The commissioners, who included Muslim and Jewish representatives and members of all the main Christian churches, spent two years gathering evidence from all over the United Kingdom. They found that "endemic antipathy and racism" among many young people left them vulnerable to exploitation by religious and political extremists.
In "Faithful Cities: A call for celebration, vision and justice," a report published on May 22, the Commission urged the British government to lead rather than follow public opinion on immigration, refugees and asylum policy.
"Specifically, asylum seekers should be allowed to sustain themselves and contribute to society through paid work," the commissioners said.
At present, people fleeing persecution are not allowed to work during the first year of their application for political asylum. They can apply for permission to work after those 12 months but even then permission to work is not always granted.
Those who, in the mean time, have had their applications for refuge turned down are strictly prohibited from working.
The Asylum and Immigration Act of 2004 removes any welfare benefits and housing help from families of asylum seekers whose claims have been rejected and who have "failed to take reasonable steps" to leave Britain. The Act sanctions the removal of housing support from failed asylum seekers unless they agree to leave Britain. If parents refuse to sign forms to say they will leave the country, they are made homeless and their children taken into care.
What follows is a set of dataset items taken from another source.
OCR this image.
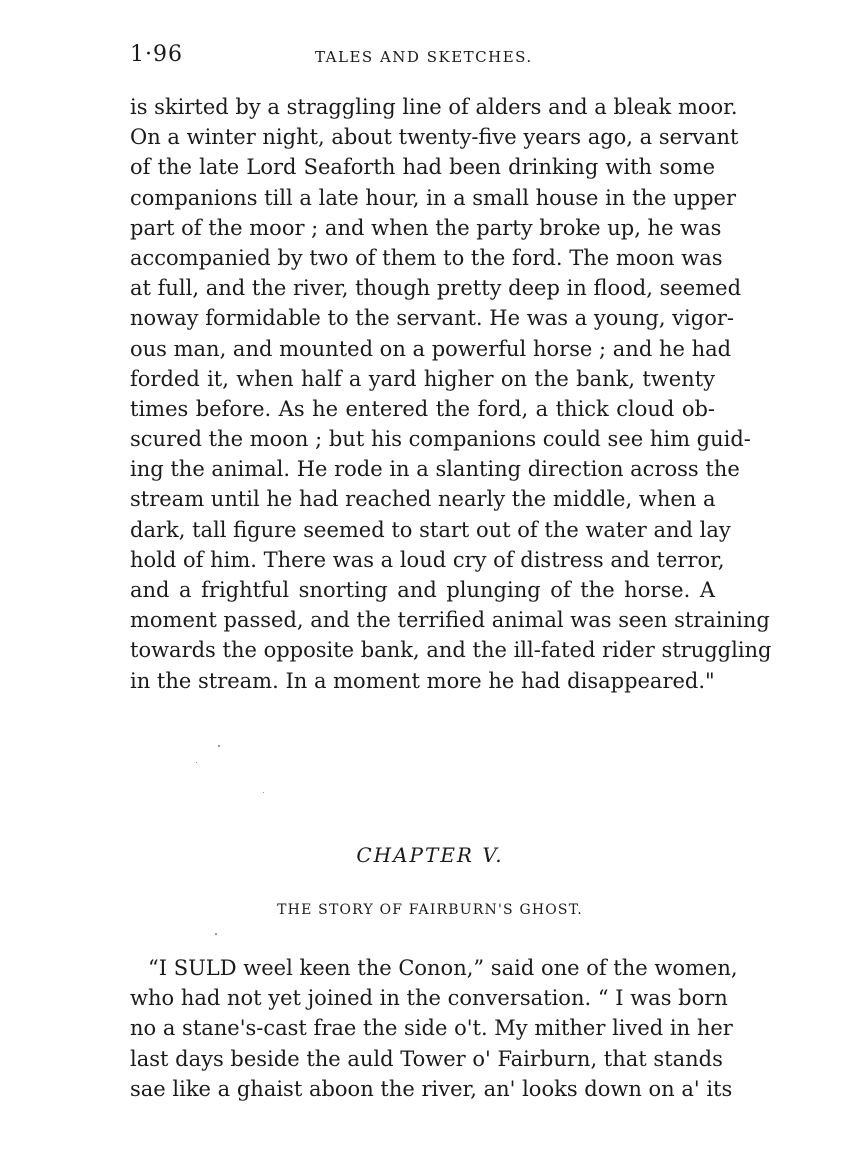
1·96	TALES AND SKETCHES.
is skirted by a straggling line of alders and a bleak moor.
On a winter night, about twenty-five years ago, a servant
of the late Lord Seaforth had been drinking with some
companions till a late hour, in a small house in the upper
part of the moor ; and when the party broke up, he was
accompanied by two of them to the ford. The moon was
at full, and the river, though pretty deep in flood, seemed
noway formidable to the servant. He was a young, vigor-
ous man, and mounted on a powerful horse ; and he had
forded it, when half a yard higher on the bank, twenty
times before. As he entered the ford, a thick cloud ob-
scured the moon ; but his companions could see him guid-
ing the animal. He rode in a slanting direction across the
stream until he had reached nearly the middle, when a
dark, tall figure seemed to start out of the water and lay
hold of him. There was a loud cry of distress and terror,
and a frightful snorting and plunging of the horse. A
moment passed, and the terrified animal was seen straining
towards the opposite bank, and the ill-fated rider struggling
in the stream. In a moment more he had disappeared."
CHAPTER V.
THE STORY OF FAIRBURN'S GHOST.
“I SULD weel keen the Conon,” said one of the women,
who had not yet joined in the conversation. “ I was born
no a stane's-cast frae the side o't. My mither lived in her
last days beside the auld Tower o' Fairburn, that stands
sae like a ghaist aboon the river, an' looks down on a' its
"It is unacceptable to use destitution as a tool of coercion when dealing with 'refused' asylum seekers," the Commission on Urban Life and Faith said.
The Archbishop of York, Dr John Sentamu and the Archbishop of Canterbury, Dr Rowan Williams, endorse the Commission's report.
Bishop Bernard Longley, an Auxiliary Bishop of the Diocese of Westminster and member of the Catholic Bishops' Conference Department for Christian Responsibility and Citizenship, also expressed his support for "Faithful Cities."
"The report examines how urban regeneration projects have failed to improve the lives of many people who live in British cities. For example, although the re-building of cities has brought new opportunities and prosperity, it has also resulted in fear, racial tension and the tendency to treat neighbours as strangers," Bishop Longley said.
Commenting on the report, musician and civil rights activist, Sheila Mosley told of how one asylum seeker she is in contact with was discovered working without permission.
"The police confiscated the four hundred pounds (￡400) wages that was in his bank account that he had earned and paid tax on," she said.
"There are prisoners in Strangeways whose only crime was to work their way out of destitution rather than have to rob people because of destitution," she added.
Maeve Sherlock, chief executive of the Refugee Council welcomed the commission's report, describing it as "acutely observed and timely" and "a wake-up call to politicians to give a lead to public opinion."
"If they [the politicians] fail to do so, the losers, as 'Faithful Cities' points out, are those asylum seekers living in extreme hardship or forced into destitution in order to 'encourage' them to leave the UK," Sherlock said.
"What's needed is moral leadership, helping to inform everyone about our obligations to those who have fled persecution and sought sanctuary in the UK."
She emphasised that the commission had rightly described using destitution as a tool of coercion when dealing with refused asylum as 'unacceptable.'
"These are vulnerable people and to 'encourage' them to leave the U.K. by the prospect of starvation is inhumane and unnecessary," Maeve Sherlock said.